Since $\overline{\phi}(f)=X^3-X^2+\hat{1}$ and $X^3-X^2+\hat{1}$ is irreducible over $(\mathbb{Z}[i]/3\mathbb{Z}[i])[X]$ (it has no roots in $\mathbb{Z}[i]/3\mathbb{Z}[i]$), it follows that $f$ is irreducible over $K[X]$: if it were reducible, we would have $f=gh$ for some nonconstant polynomials $g, h \in K[X]$. This would imply that $\overline{\phi}(f)=\overline{\phi}(g)\overline{\phi}(h)$, so since our $\overline{\phi}$ obviously preserves degree, we would get that $X^3-X^2+\hat{1}$ is reducible over $(\mathbb{Z}[i]/3\mathbb{Z}[i])[X]$, which would be a contradiction.
I would like to know if my solution is correct or if I am missing something.
 A: Suppose it is reducibile over $\mathbb{F}_9[X]$. Then exists such $a\in \mathbb{F}_9$  that: $a^3=a^2-1;\;(*)$. Clearly $a^9=a$ and $a\ne 0$. So we have \begin{align}
    (a^2-1)^3 =a&\implies a^6-3a^4+3a^2-a=1\\ 
&\implies a^4-3a^3+a^2+2a=0\\
&\implies 2a^2=a+1\\
&\implies a^2 = a+2\\
&\implies a=-3\\
(*)&\implies 0=-1\\
\end{align}
A contradiction.
A: Your solution is ok. If a polynomial factors over some field, its homomorphic image surely factors over the isomorphic image of the field.

The taxing part in your solution was to check that the polynomial has no zeros in that field of nine elements. I mean, it was taxing, if you plugged in all the nine elements. A trick to get around that would be to observe that an element $a$ of $K$ is a root of either a linear polynomial or a quadratic polynomial $g(x)$ with coefficients of $f(x)$ in $\Bbb{Z}/3\Bbb{Z}$. All depending on whether $a$ is in the prime field or not (ask, if you don't know how to prove this).

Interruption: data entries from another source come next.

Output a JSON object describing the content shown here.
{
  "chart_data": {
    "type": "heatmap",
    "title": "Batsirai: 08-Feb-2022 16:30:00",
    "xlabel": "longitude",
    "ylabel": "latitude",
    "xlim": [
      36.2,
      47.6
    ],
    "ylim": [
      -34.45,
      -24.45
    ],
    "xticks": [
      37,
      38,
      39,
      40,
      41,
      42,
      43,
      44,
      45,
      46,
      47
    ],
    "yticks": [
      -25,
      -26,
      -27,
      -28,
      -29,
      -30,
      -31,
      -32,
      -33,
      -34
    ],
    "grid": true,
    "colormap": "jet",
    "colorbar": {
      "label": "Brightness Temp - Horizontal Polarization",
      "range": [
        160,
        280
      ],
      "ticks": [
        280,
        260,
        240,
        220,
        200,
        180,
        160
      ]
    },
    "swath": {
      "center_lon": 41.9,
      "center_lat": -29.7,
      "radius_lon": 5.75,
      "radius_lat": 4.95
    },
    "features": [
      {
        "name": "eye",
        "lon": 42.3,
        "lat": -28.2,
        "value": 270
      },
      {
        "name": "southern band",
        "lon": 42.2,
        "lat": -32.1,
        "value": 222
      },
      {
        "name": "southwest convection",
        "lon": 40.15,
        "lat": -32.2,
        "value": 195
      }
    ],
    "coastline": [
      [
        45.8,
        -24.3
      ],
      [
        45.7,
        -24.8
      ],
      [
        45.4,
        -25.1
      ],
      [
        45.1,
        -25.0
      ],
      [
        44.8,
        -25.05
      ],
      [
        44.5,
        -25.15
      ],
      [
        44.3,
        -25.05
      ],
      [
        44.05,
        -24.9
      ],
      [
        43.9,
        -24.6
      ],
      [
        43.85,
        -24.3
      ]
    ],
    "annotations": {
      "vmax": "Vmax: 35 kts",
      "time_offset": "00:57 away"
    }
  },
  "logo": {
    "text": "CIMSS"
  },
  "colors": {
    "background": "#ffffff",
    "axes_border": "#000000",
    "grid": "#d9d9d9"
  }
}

Consequently $g(x)$ must be a factor of $f(x)$. Hence $f(x)=g(x)h(x)$, but this time with both $g(x)$ and $h(x)$ with coefficients in the prime field. One of the factors, $g$ or $h$, is linear. Hence has a zero in the prime field. Hence so does $f$. A contradiction.